With each story, the media outlet claimed that the individual told them that he had made boatloads of money. With each story, they reported that claim without properly vetting the source. And with each story, the media outlets made vast advertising dollars in spite of their errs. In fact, they made even more than they would’ve if they honestly vetted and reported the stories!
Ordinarily, these people are singular stories — one-hit wonders. They’re popular for a little while and then the media company moves to the next story. They make money from that one story, but here’s the genius: if they get it wrong, there’s at least two stories to come!

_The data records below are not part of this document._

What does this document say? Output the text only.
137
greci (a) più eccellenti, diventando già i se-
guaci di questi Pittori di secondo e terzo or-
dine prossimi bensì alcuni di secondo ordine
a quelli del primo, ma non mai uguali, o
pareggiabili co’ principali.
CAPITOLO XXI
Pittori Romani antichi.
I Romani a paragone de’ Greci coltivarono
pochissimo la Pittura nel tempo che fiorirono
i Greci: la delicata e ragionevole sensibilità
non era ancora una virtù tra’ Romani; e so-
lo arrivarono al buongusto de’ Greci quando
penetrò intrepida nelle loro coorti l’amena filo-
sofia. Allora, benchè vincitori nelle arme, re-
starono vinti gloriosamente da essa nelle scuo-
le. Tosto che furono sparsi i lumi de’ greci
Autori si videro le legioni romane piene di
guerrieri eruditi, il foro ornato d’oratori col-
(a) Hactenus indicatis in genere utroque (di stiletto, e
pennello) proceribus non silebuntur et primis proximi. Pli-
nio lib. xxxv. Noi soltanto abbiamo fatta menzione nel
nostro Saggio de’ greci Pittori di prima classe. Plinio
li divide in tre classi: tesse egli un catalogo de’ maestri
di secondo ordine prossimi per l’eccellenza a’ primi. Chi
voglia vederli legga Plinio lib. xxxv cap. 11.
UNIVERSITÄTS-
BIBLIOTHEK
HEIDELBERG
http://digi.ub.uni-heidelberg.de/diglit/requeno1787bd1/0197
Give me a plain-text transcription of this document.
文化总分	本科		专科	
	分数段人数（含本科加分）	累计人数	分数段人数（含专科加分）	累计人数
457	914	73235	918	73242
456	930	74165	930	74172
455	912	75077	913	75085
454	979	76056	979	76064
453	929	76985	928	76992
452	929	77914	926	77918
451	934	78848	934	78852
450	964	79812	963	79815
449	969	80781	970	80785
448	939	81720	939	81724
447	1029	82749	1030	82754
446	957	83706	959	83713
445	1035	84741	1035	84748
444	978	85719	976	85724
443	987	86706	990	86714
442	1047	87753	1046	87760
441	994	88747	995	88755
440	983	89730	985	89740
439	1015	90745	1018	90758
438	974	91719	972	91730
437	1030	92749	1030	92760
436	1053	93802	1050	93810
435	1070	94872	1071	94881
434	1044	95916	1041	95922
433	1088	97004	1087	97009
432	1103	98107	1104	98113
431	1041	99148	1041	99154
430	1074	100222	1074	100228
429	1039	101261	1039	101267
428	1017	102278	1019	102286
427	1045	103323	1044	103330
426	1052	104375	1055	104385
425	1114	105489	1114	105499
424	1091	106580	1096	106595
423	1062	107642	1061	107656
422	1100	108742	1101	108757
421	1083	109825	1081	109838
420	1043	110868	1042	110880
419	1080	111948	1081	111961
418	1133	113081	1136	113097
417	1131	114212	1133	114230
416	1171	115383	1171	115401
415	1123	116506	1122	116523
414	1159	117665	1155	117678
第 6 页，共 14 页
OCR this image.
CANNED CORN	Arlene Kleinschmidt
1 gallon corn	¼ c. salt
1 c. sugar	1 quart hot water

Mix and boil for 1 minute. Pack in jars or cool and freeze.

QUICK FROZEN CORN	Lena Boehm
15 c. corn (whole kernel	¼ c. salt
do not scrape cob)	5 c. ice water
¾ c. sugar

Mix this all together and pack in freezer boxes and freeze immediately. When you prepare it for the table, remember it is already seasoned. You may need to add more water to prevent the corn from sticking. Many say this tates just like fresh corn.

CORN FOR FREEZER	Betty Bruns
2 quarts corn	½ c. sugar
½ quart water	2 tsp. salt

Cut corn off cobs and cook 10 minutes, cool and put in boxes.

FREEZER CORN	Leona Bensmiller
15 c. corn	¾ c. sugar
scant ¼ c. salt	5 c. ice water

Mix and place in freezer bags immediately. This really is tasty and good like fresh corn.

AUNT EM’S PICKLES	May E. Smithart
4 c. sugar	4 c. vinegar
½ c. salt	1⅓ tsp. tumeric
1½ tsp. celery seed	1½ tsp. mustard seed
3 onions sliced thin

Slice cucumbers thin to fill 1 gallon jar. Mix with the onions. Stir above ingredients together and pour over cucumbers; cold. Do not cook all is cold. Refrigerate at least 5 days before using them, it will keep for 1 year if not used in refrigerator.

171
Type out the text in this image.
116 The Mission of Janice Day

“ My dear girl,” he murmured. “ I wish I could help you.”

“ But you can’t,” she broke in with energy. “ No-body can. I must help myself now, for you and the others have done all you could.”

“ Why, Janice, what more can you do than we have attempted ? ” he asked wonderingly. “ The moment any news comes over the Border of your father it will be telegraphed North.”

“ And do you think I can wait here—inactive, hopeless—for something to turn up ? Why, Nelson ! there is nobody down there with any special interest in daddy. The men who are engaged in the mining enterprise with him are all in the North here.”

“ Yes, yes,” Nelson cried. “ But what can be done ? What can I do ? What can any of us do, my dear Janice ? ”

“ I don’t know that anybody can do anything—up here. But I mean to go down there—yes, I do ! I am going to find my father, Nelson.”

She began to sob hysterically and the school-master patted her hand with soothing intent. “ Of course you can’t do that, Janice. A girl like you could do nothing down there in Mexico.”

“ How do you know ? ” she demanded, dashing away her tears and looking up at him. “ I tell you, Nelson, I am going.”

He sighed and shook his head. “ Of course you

Here’s how you make more money as a news company by reporting fraudulent stories:
- Publish a poorly vetted story
- Make money from visitors to the “incredible” story
- Receive harsh critique and censure from observers of the story, which sends a surge to the original article
- Make more money from visitors to the “incredible,” fraudulent story
- Publish a story highlighting the “truth” regarding the “self-made millionaire”
- Make even more money from visitors to the “incredible truth” about the fraudulent story
All the while, media outlets work diligently to discredit the source, while excusing the journalist’s poor reporting. And meanwhile the mythical narrative of the “self-made millionaire” continues, stubbornly. The narrative doesn’t change, despite the blow to accuracy. Everybody wins when the narrative stays the same, right?
What do you think, can people actually be “self-made” millionaires? What’s the best way to make and build wealth? Is there actually one-size-fits-all advice that works for everyone?